Popularitas yang mulanya terbatas di Tiongkok, kini menyebar ke negara-negara Asia Tenggara, Timur Tengah, bahkan Amerika Serikat. Platform seperti Dramabox, FlexTV, ReelShort, Fizzo, dan lainnya menjadi gerbang bagi drama mikro menjangkau pasar global. Tak heran jika lanskap industri hiburan global mulai mengalami pergeseran. Drama mikro kini bukan lagi tontonan pinggiran. Ia telah menjadi industri bernilai miliaran dolar. Pada 2023, industri ini mencatat pertumbuhan sebesar 268% di China, dengan nilai pasar mencapai 37,39 miliar yuan (sekitar USD 5,3 miliar). Proyeksi menunjukkan angka ini bisa melampaui 100 miliar yuan pada tahun 2027. Pertumbuhan ini mencerminkan perubahan selera penonton yang kini cenderung menyukai konten pendek dengan narasi kuat yang bisa dinikmati di tengah kesibukan harian.
Keuntungan Besar dengan Modal Kecil
Salah satu daya tarik utama micro drama bagi para produser adalah efisiensinya. Keuntungan sebesar itu bisa dicapai karena biaya produksi rendah dengan set sederhana, kostum minimalis, dan aktor-aktris baru atau yang kurang dikenal. Distribusi dilakukan secara digital melalui platform khusus.
Menurut laporan Los Angeles Times, Joyce Yen, produser dan mantan penulis skenario di Tiongkok menyebut bahwa micro drama jauh lebih murah dibanding produksi televisi tradisional. Jika satu seri drama reguler berdurasi 20–30 episode bisa menelan biaya hingga USD 8 juta, maka satu seri micro drama bisa dibuat hanya dengan USD 14.000. Rata-rata produksi berada di kisaran USD 110.000 saja.

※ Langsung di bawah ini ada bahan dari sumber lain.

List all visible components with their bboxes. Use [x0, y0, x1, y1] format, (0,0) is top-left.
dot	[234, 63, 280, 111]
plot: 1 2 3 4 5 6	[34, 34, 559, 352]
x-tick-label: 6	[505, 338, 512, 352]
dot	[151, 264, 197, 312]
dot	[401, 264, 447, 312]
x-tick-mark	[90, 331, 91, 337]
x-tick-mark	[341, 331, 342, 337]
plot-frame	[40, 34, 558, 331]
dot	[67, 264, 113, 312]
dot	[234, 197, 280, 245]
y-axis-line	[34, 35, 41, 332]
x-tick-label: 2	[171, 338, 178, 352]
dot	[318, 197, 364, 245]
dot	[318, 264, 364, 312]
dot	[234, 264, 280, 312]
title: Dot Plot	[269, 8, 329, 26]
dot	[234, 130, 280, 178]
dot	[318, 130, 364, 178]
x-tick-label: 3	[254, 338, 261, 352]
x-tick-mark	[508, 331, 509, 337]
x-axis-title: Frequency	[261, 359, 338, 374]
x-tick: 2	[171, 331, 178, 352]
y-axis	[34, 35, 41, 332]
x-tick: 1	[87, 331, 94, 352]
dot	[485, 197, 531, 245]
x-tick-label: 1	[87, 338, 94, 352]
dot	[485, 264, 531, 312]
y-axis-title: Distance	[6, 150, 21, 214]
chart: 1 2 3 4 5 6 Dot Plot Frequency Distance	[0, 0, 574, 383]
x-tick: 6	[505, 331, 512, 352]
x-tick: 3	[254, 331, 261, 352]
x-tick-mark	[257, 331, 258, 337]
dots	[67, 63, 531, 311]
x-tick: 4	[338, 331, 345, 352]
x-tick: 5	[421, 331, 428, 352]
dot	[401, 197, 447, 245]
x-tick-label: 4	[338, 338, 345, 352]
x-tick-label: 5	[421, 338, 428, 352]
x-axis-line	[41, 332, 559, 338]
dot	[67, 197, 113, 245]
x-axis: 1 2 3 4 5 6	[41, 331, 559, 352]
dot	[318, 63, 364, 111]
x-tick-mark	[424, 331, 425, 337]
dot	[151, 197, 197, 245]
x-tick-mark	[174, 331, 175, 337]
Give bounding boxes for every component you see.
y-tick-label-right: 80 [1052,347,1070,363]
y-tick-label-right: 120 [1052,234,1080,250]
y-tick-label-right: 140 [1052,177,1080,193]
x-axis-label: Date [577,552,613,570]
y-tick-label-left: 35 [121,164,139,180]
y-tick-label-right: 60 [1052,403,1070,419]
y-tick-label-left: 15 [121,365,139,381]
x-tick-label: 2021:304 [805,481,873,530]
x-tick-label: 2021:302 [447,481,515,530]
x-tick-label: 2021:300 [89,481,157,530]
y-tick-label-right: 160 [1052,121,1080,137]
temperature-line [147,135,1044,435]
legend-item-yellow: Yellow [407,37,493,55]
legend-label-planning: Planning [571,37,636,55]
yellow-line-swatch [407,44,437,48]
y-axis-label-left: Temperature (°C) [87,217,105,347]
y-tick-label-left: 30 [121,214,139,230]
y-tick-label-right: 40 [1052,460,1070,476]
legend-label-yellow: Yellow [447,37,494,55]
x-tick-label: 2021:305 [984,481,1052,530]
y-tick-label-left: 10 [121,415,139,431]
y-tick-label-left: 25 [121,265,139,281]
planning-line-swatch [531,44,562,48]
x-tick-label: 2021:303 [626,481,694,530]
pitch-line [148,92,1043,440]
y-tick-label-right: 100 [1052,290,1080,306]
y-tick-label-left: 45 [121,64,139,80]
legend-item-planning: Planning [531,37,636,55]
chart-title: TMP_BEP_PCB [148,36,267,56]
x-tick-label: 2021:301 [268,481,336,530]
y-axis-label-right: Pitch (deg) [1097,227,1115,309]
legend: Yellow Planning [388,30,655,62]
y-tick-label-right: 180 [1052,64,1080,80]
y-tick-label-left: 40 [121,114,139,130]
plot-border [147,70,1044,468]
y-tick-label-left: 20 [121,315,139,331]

Sementara itu, Cassandra Yang, pendiri RisingJoy, perusahaan distribusi konten micro drama asal Tiongkok mengatakan bahwa keuntungan bisa diperoleh dalam waktu satu hingga dua bulan, jauh lebih cepat dibanding film layar lebar. “Bagi kami, ini adalah sinyal yang sangat menarik dibandingkan dengan film dan serial TV tradisional, karena lebih fleksibel dan lebih imajinatif,” ujarnya.
Saat ini, mayoritas micro drama yang didistribusikan RisingJoy masih diproduksi di Tiongkok. Namun, Yang melihat potensi besar untuk produksi lokal di pasar seperti Jepang, Korea, dan Singapura. Di sisi lain, Amerika Serikat kini menjadi pasar dengan pertumbuhan tercepat, bersama Indonesia, Brasil, India, dan Meksiko. “Saya pikir setiap wilayah punya potensi besar,” kata Yang. “Namun, saya harus katakan, semua orang ingin masuk ke pasar AS, karena ROI-nya lebih baik.”
Aturan Baru: Pemerintah China Mulai Turun Tangan
Namun, di balik popularitas yang meroket, pemerintah Tiongkok mulai waspada. Beberapa cerita dianggap terlalu mengglorifikasi gaya hidup mewah dan romansa tidak realistis. Menurut laporan Global Times, otoritas penyiaran di China mengeluarkan pedoman baru untuk mengatur micro drama, terutama yang menampilkan kisah romansa CEO. Pemerintah memperingatkan agar konten semacam itu tidak mendorong nilai-nilai materialisme, pamer kekayaan, atau mengejar kekuasaan lewat pernikahan. Pedoman tersebut juga mendorong agar cerita tentang pengusaha lebih realistis dan membumi, tidak terlalu berlebihan atau mengada-ada.
Pembuat micro drama kini disarankan untuk mulai mengeksplorasi tema-tema yang lebih berbobot, seperti sejarah atau kondisi bisnis kontemporer, alih-alih terus menerus fokus pada konflik rumah tangga atau kisah cinta melodramatis. Langkah ini menunjukkan bahwa pemerintah Tiongkok ingin mengarahkan industri hiburan ke jalur yang lebih sehat, relevan, dan mencerminkan nilai-nilai budaya lokal. Meski micro drama sukses besar di pasar global, bukan berarti ia boleh lepas kontrol di negara asalnya.